The other competing theory is that the etymology of the name is to do with Cumbernauld being a Scottish watershed. In that case the waters referred to are the Red Burn and the Luggie Water even though they do not in fact meet. In other words from its high point in the Central Belt, The Luggie Water and the Red Burn flow either west to the River Clyde or east to the Firth of Forth so Cumbernauld is a watershed. Jim Carruth, poet laureate of Glasgow, has a poem called Watershed which is inscribed on the base of Andy Scott's Arria, The Angel of the 'Naud, statue which overlooks the A80 in Cumbernauld. This presupposes the etymology of the name is about Cumbernauld being a watershed. Hugo Millar, the respected local historian and author of two books about the town, espoused this view.

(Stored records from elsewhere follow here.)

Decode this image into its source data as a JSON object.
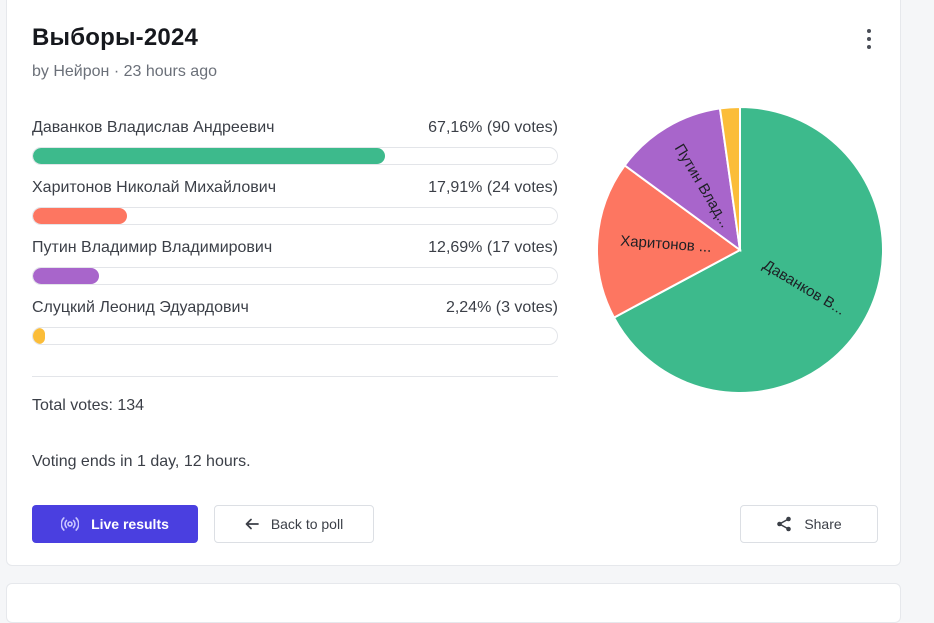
{
  "poll": {
    "title": "Выборы-2024",
    "meta": "by Нейрон · 23 hours ago",
    "total": "Total votes: 134",
    "ends": "Voting ends in 1 day, 12 hours."
  },
  "options": [
    {
      "label": "Даванков Владислав Андреевич",
      "result": "67,16% (90 votes)",
      "pct": 67.16,
      "votes": 90,
      "color": "#3dba8c",
      "pie_label": "Даванков В..."
    },
    {
      "label": "Харитонов Николай Михайлович",
      "result": "17,91% (24 votes)",
      "pct": 17.91,
      "votes": 24,
      "color": "#fd7661",
      "pie_label": "Харитонов ..."
    },
    {
      "label": "Путин Владимир Владимирович",
      "result": "12,69% (17 votes)",
      "pct": 12.69,
      "votes": 17,
      "color": "#a865cb",
      "pie_label": "Путин Влад..."
    },
    {
      "label": "Слуцкий Леонид Эдуардович",
      "result": "2,24% (3 votes)",
      "pct": 2.24,
      "votes": 3,
      "color": "#fbbd39",
      "pie_label": ""
    }
  ],
  "buttons": {
    "live": "Live results",
    "back": "Back to poll",
    "share": "Share"
  },
  "icons": {
    "menu": "kebab-menu-icon",
    "live": "broadcast-icon",
    "back": "arrow-left-icon",
    "share": "share-icon"
  },
  "colors": {
    "primary": "#4a3fe0"
  },
  "chart_data": {
    "type": "pie",
    "categories": [
      "Даванков В...",
      "Харитонов ...",
      "Путин Влад...",
      ""
    ],
    "values": [
      90,
      24,
      17,
      3
    ],
    "title": ""
  }
}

Peter Drummond gives an analysis of both viewpoints from historical and geographical perspectives. What can be said with confidence is that Cumbernauld is named after the Red Burn.

==Influence on Local Placenames==
Three streets in Cumbernauld are named after the Red Burn and also use the older form of the name where Redburn is just one word. These are in the Abronhill part of the town. Similarly Redburn School takes its name from the stream.

==Roman History==
The Antonine Wall named after the Roman Emperor Antoninus Pius, crosses the Red Burn at Castlecary and Roman remains have been found on both sides of the river. The wall, built by Urbicus's men is named on the Unesco World Heritage list as a Frontier for the Roman Empire. However the land has been considerably worked for the Forth and Clyde Canal, the Glasgow to Edinburgh railway and the A80 now M80 road system. Older maps show how the fort of Castle Cary was to the east of the river, as was the later Castle Cary Castle. There is also the site of a Roman camp to the west of the river near the modern Castlecary Hotel.

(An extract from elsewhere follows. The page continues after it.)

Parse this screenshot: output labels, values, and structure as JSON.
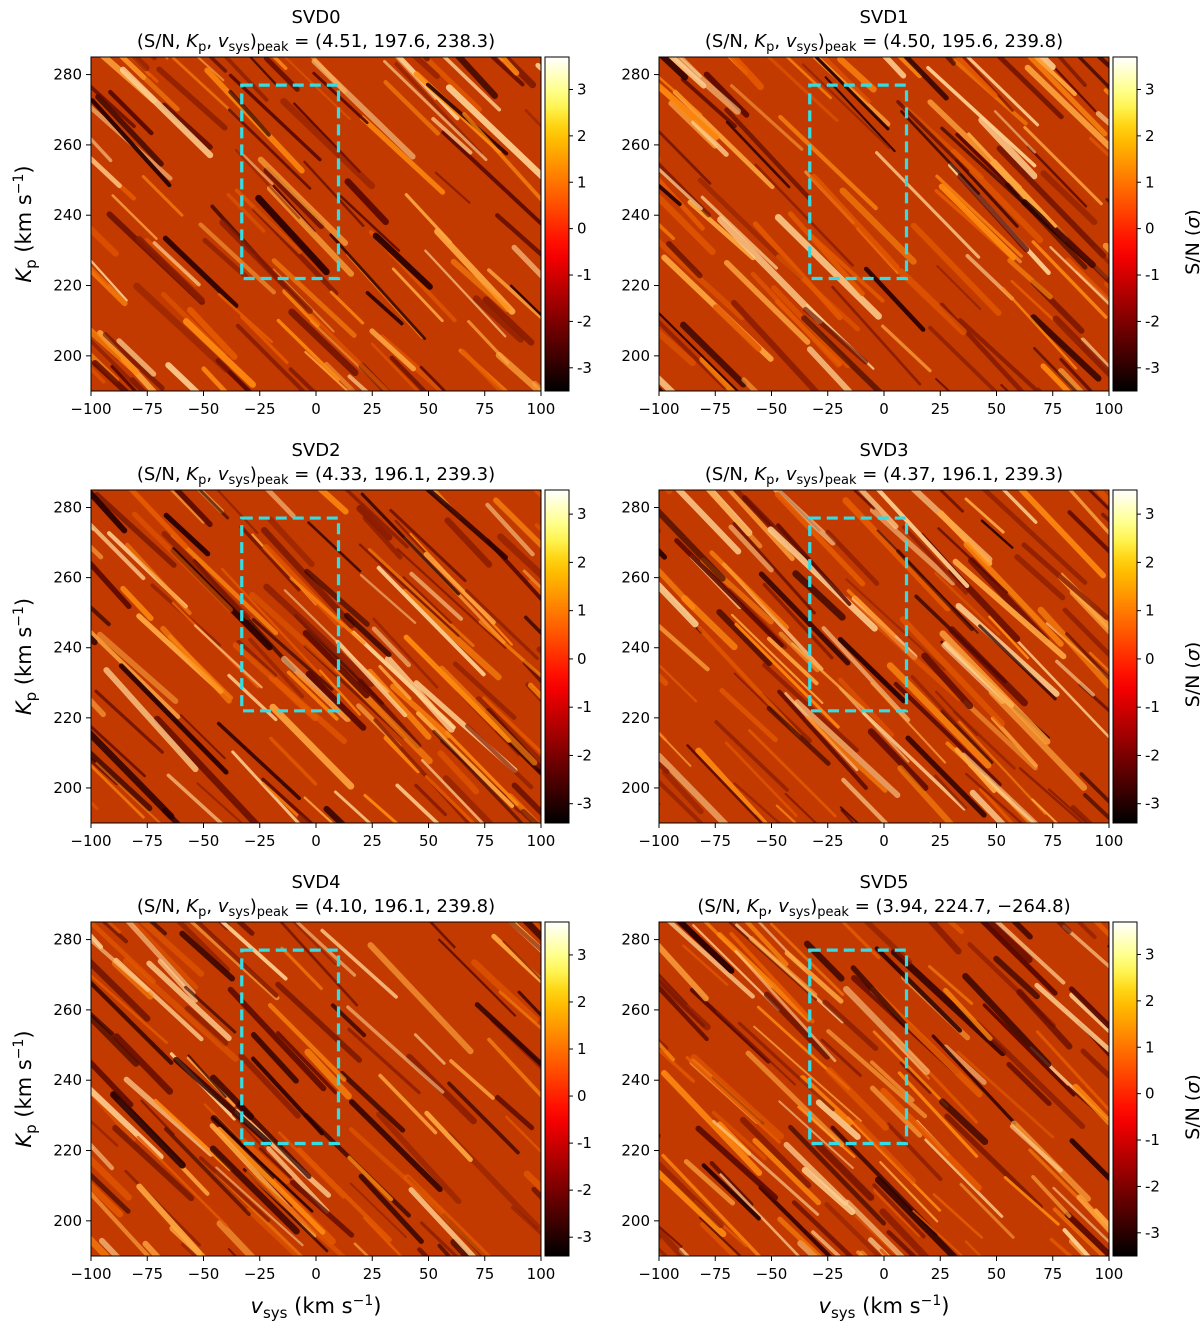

There is a gruesome story about how the Red Burn (sometimes called the Rid Burn or Redburn) was named. It involves the killing of Agricola's Roman soldiers whose bodies were dumped in the river at Castlecary making it run red.

==Other Cumbernauldian Watercourses==
Contrary to Jon Ronson's insulting comments endorsed by Craig Ferguson on C.B.S.'s Late, Late Show, Cumbernauld does have at least two rivers: the Red Burn and the Luggie Water. There is also the Moss Water which was dammed to form Broadwood Loch.